The effect of neutrophil-to-lymphocyte ratio and systemic inflammatory response on perihematomal edema after intracerebral hemorrhage.

机构信息

Department of Clinical Neurosciences and Mental Health, Faculty of Medicine, University of Porto, Porto, Portugal.

Department of Neuroradiology, Centro Hospitalar Universitário de São João, Porto, Portugal.

出版信息

J Clin Neurosci. 2023 Sep;115:33-37. doi: 10.1016/j.jocn.2023.07.008. Epub 2023 Jul 20.

Abstract

BACKGROUND

Perihematomal edema (PHE) is a marker of secondary brain injury in patients with intracerebral hemorrhage (ICH) and is associated with increased inflammatory markers and neurological disability. This study aims to assess the effect of the neutrophile-to-lymphocyte ratio (NLR) and systemic inflammatory response syndrome (SIRS) on PHE measurements and functional status in patients with ICH.

METHODS

We included 215 patients with primary ICH and the primary outcomes were absolute and relative PHE, and edema extension distance (EED). A favorable functional outcome was defined as a modified Rankin Scale (mRS) score 0-2 measured 3 months after ICH.

RESULTS

Median age was 73.0 years (interquartile range 66-80) and 54.4% patients were males. Fifty-nine patients were functionally independent at 90 days (mRS 0 to 2). NLR and SIRS were not predictors of absolute, relative PHE, and EED when adjusted for multiple confounders. However, admission NLR was independently associated with an unfavorable functional outcome at 90 days (aOR = 0.38; 95% CI 0.17-0.87; p = 0.021).

CONCLUSIONS

NLR and SIRS are not independent predictors of absolute and relative PHE measurements following ICH. Nevertheless, NLR predicts long-term disability in ICH patients.
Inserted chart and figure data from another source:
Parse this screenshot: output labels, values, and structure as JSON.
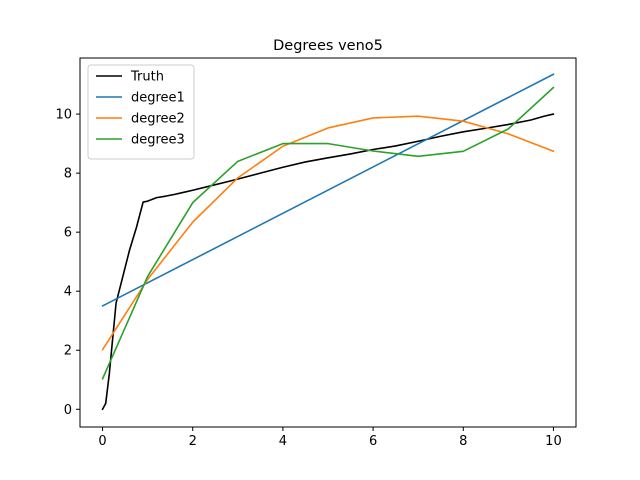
{
  "chart_data": {
    "type": "line",
    "title": "Degrees veno5",
    "xlabel": "",
    "ylabel": "",
    "xlim": [
      -0.5,
      10.5
    ],
    "ylim": [
      -0.6,
      11.9
    ],
    "xticks": [
      0,
      2,
      4,
      6,
      8,
      10
    ],
    "yticks": [
      0,
      2,
      4,
      6,
      8,
      10
    ],
    "grid": false,
    "legend_position": "top-left",
    "series": [
      {
        "name": "Truth",
        "color": "#000000",
        "x": [
          0,
          0.07,
          0.15,
          0.3,
          0.45,
          0.6,
          0.75,
          0.9,
          1.0,
          1.2,
          1.4,
          1.6,
          1.8,
          2.0,
          2.4,
          2.8,
          3.1,
          3.5,
          4.0,
          4.5,
          5.0,
          5.5,
          6.0,
          6.5,
          7.0,
          7.5,
          8.0,
          8.5,
          9.0,
          9.5,
          9.8,
          10.0
        ],
        "y": [
          0.0,
          0.2,
          1.2,
          3.6,
          4.5,
          5.4,
          6.15,
          7.02,
          7.05,
          7.17,
          7.22,
          7.28,
          7.35,
          7.42,
          7.57,
          7.72,
          7.84,
          8.0,
          8.2,
          8.38,
          8.52,
          8.65,
          8.8,
          8.92,
          9.08,
          9.25,
          9.4,
          9.52,
          9.65,
          9.8,
          9.93,
          10.0
        ]
      },
      {
        "name": "degree1",
        "color": "#1f77b4",
        "x": [
          0,
          10
        ],
        "y": [
          3.5,
          11.35
        ]
      },
      {
        "name": "degree2",
        "color": "#ff7f0e",
        "x": [
          0,
          1,
          2,
          3,
          4,
          5,
          6,
          7,
          8,
          9,
          10
        ],
        "y": [
          2.02,
          4.4,
          6.34,
          7.84,
          8.91,
          9.53,
          9.87,
          9.93,
          9.76,
          9.33,
          8.74
        ]
      },
      {
        "name": "degree3",
        "color": "#2ca02c",
        "x": [
          0,
          1,
          2,
          3,
          4,
          5,
          6,
          7,
          8,
          9,
          10
        ],
        "y": [
          1.03,
          4.5,
          7.0,
          8.4,
          9.0,
          9.0,
          8.75,
          8.57,
          8.74,
          9.5,
          10.9
        ]
      }
    ]
  }
}
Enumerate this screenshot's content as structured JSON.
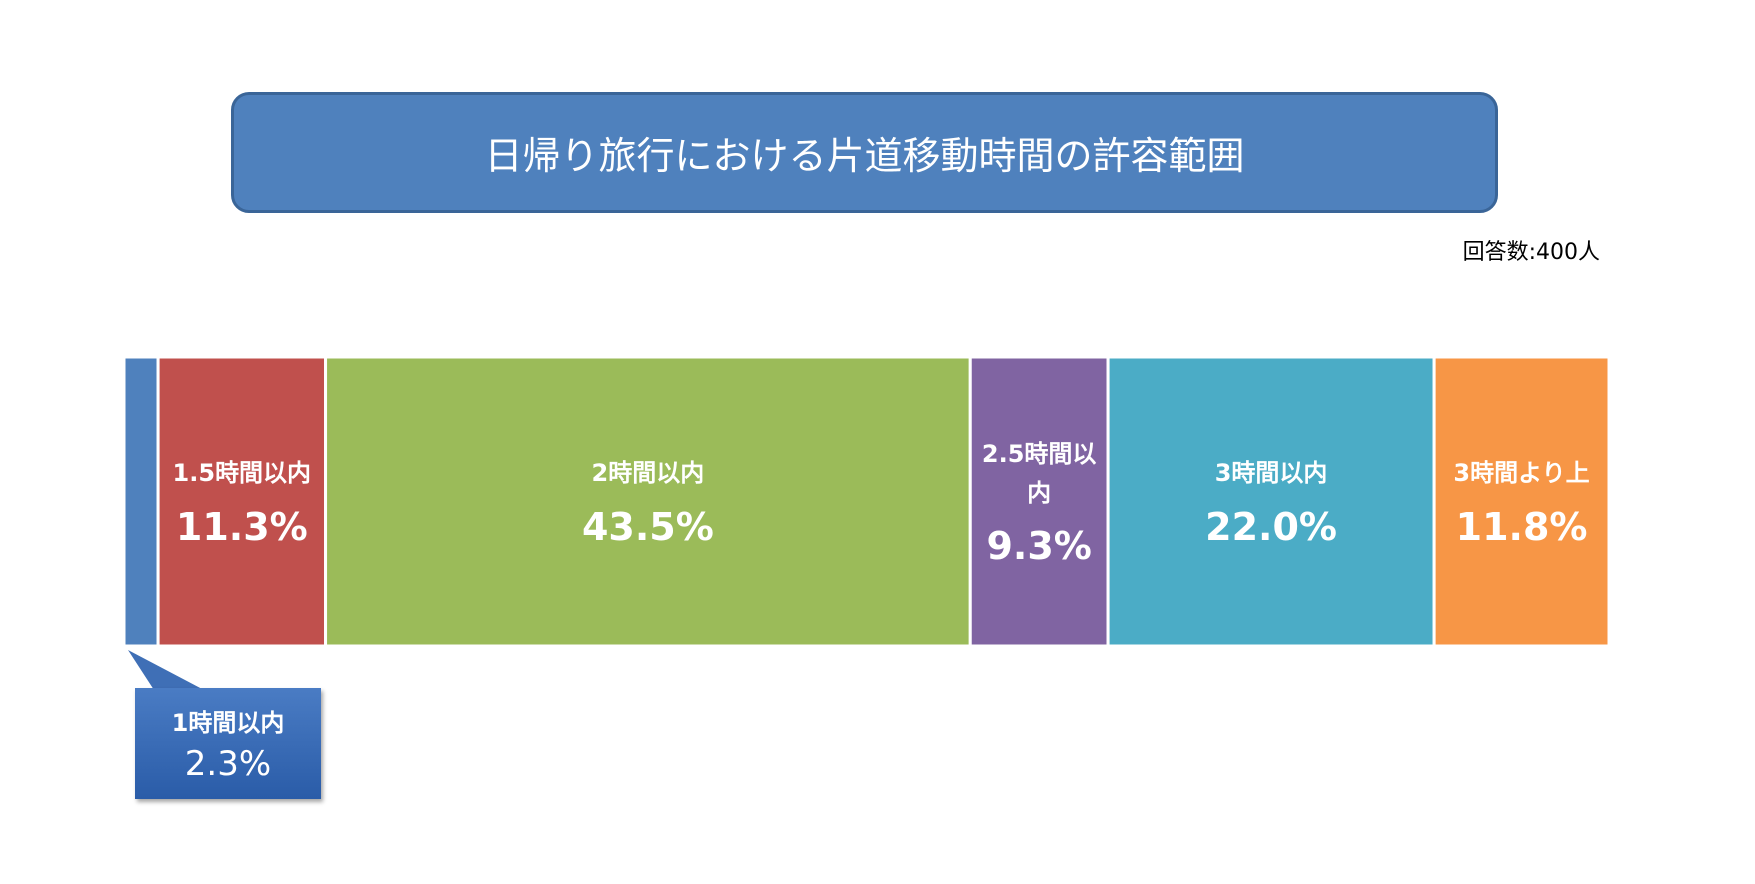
{
  "chart_data": {
    "type": "stacked-bar",
    "title": "日帰り旅行における片道移動時間の許容範囲",
    "subtitle": "回答数:400人",
    "series": [
      {
        "name": "1時間以内",
        "color": "#4f81bd",
        "values": [
          2.3
        ],
        "value_labels": [
          "2.3%"
        ]
      },
      {
        "name": "1.5時間以内",
        "color": "#c0504d",
        "values": [
          11.3
        ],
        "value_labels": [
          "11.3%"
        ]
      },
      {
        "name": "2時間以内",
        "color": "#9bbb59",
        "values": [
          43.5
        ],
        "value_labels": [
          "43.5%"
        ]
      },
      {
        "name": "2.5時間以内",
        "color": "#8064a2",
        "values": [
          9.3
        ],
        "value_labels": [
          "9.3%"
        ]
      },
      {
        "name": "3時間以内",
        "color": "#4bacc6",
        "values": [
          22.0
        ],
        "value_labels": [
          "22.0%"
        ]
      },
      {
        "name": "3時間より上",
        "color": "#f79646",
        "values": [
          11.8
        ],
        "value_labels": [
          "11.8%"
        ]
      }
    ]
  }
}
Further research is needed to understand the mechanisms by which inflammation causes neurological injury in ICH.

摘要

背景

血肿周围水肿(PHE)是脑出血(ICH)患者继发性脑损伤的标志物,与炎症标志物增加和神经功能障碍有关。本研究旨在评估中性粒细胞与淋巴细胞比值(NLR)和全身炎症反应综合征(SIRS)对 ICH 患者 PHE 测量和功能状态的影响。

方法

我们纳入了 215 例原发性 ICH 患者,主要结局为绝对和相对 PHE 以及水肿扩展距离(EED)。功能良好的结局定义为脑出血后 3 个月改良 Rankin 量表(mRS)评分为 0-2。

结果

中位年龄为 73.0 岁(四分位距 66-80),54.4%的患者为男性。90 天时 59 例患者功能独立(mRS 0-2)。调整了多种混杂因素后,NLR 和 SIRS 不是绝对、相对 PHE 和 EED 的预测因子。然而,入院时的 NLR 与 90 天时的不良功能结局独立相关(aOR=0.38;95%CI 0.17-0.87;p=0.021)。

结论

NLR 和 SIRS 不是 ICH 后绝对和相对 PHE 测量的独立预测因子。然而,NLR 预测了 ICH 患者的长期残疾。需要进一步研究以了解炎症导致 ICH 中神经损伤的机制。